Je crois qu’il faut s’attaquer à l’éléphant dans la pièce, le dénominateur commun de plusieurs de nos maux : la polarisation idéologique accentuée par les réseaux sociaux.

Depuis quelque temps, je vois plusieurs enjeux qui font polémiques : les « wokes » en sont un bon exemple. Pour certains, ce sont des extrémistes idéologiques, pour d’autres, c’est un cycle de la pensée nécessaire afin d’amener dans changements dans notre société. Ma lecture est la même que celle que je fais de l’augmentation des fanatiques des théories du complot et que de l’assaut du Capitole en janvier dernier.

Tout cela est causé par une accélération des idées préconçues.

Le cubisme, mouvement artistique qui souligne une réalité sous différents prismes, capture bien ce problème. Nous vivons dans un monde cubique : chaque personne ne peut voir qu’un côté du prisme. Bien qu’il soit possible qu’une vérité existe, celle-ci est réfractée et donne une vision tout autre à un observateur. Pour ce dernier, l’information qu’il reçoit, c’est la vérité ; sa vérité. Cette personne agira en conséquence, quitte à attaquer le Capitole ou à ne pas faire vacciner ses enfants.
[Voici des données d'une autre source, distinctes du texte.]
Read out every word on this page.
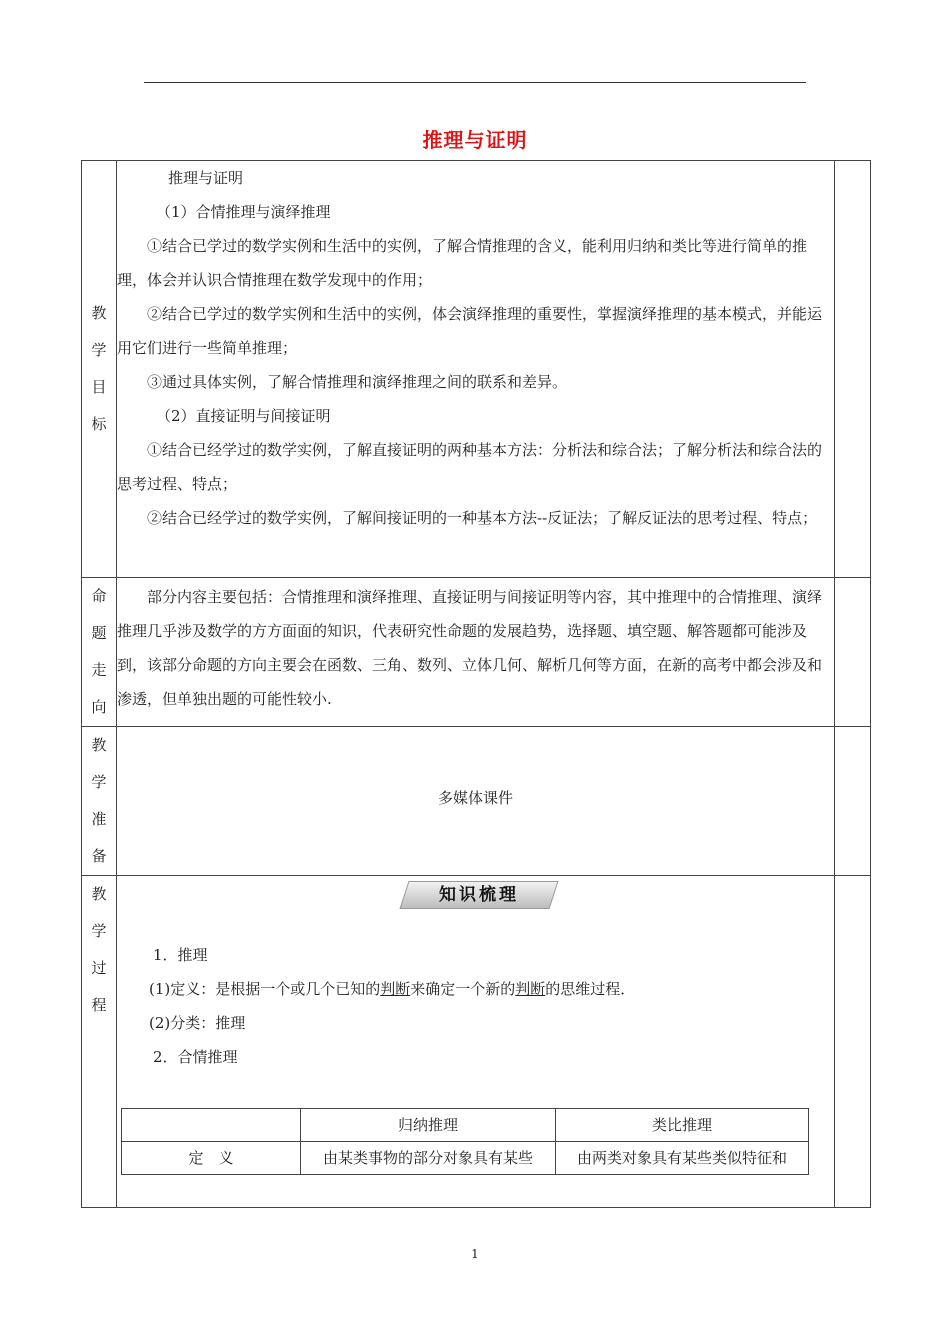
推理与证明
教
学
目
标

推理与证明

（1）合情推理与演绎推理

①结合已学过的数学实例和生活中的实例，了解合情推理的含义，能利用归纳和类比等进行简单的推理，体会并认识合情推理在数学发现中的作用；

②结合已学过的数学实例和生活中的实例，体会演绎推理的重要性，掌握演绎推理的基本模式，并能运用它们进行一些简单推理；

③通过具体实例，了解合情推理和演绎推理之间的联系和差异。

（2）直接证明与间接证明

①结合已经学过的数学实例，了解直接证明的两种基本方法：分析法和综合法；了解分析法和综合法的思考过程、特点；

②结合已经学过的数学实例，了解间接证明的一种基本方法--反证法；了解反证法的思考过程、特点；

命
题
走
向

部分内容主要包括：合情推理和演绎推理、直接证明与间接证明等内容，其中推理中的合情推理、演绎推理几乎涉及数学的方方面面的知识，代表研究性命题的发展趋势，选择题、填空题、解答题都可能涉及到，该部分命题的方向主要会在函数、三角、数列、立体几何、解析几何等方面，在新的高考中都会涉及和渗透，但单独出题的可能性较小.

教
学
准
备

多媒体课件

教
学
过
程

知识梳理

1．推理

(1)定义：是根据一个或几个已知的判断来确定一个新的判断的思维过程．

(2)分类：推理

2．合情推理

	归纳推理	类比推理
定　义	由某类事物的部分对象具有某些	由两类对象具有某些类似特征和

1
Bien entendu, grâce à la méthode scientifique, nous pouvons obtenir quelques vérités factuelles, par exemple que la vaccination permet de sauver de nombreuses vies. Toutefois, pour d’autres sujets, c’est moins clair. À titre d’exemple, pour l’un, il faudrait rouvrir les écoles, alors que pour l’autre, il est impensable de sacrifier des vies humaines au nom d’une certaine qualité de vie. Qui a raison ? Les deux et personne à la fois.

Voyez-vous, le problème avec la façon dont les réseaux sociaux exploitent l’IA, c’est qu’ils utilisent les idées préconçues des individus et ne leur fournissent que les informations qu’ils sont susceptibles d’aimer. Dans un monde où les réseaux sociaux sont la principale source d’information des jeunes, c’est problématique.

De fait, puisque les algorithmes reproduisent le passé, ils regroupent les individus dans des chambres à échos. Ces derniers finissent par se radicaliser faute de contrepoids, de contre-arguments, d'idées divergentes des leurs. Or, nous vivons dans une société où il est primordial d’échanger afin de s’entendre sur les priorités. Quel seuil d’immigration devrions-nous avoir ? Devrions-nous étendre la loi 101 aux cégeps ? La réponse à ces questions est complexe et nuancée.

Puisque nous vivons dans un monde cubique – où le prisme a autant de surfaces, de demi-vérités qu’il y a d’individus –, il est primordial de valoriser une approche démocratique et collaborative, en espérant trouver la politique publique la plus appropriée pour notre société.

Cet exercice constitue le fondement même de notre démocratie et est essentiel pour sa survie.

Par contre, dans certains cas, les fossés creusés sont si grands qu’il n’est plus possible d’échanger. C’est probablement ce qui explique que notre premier ministre a dû censurer sa page Facebook il y a quelques jours. J’éprouve un malaise. Allons-nous réellement laisser notre gouvernement dicter ce qui est vrai et ce qui est faux ? J’ai lu les messages de désinformation et de haine sur sa plateforme, je comprends son geste. Tout comme j’étais d’accord avec le bannissement du compte d’Alexis Cossette-Trudel.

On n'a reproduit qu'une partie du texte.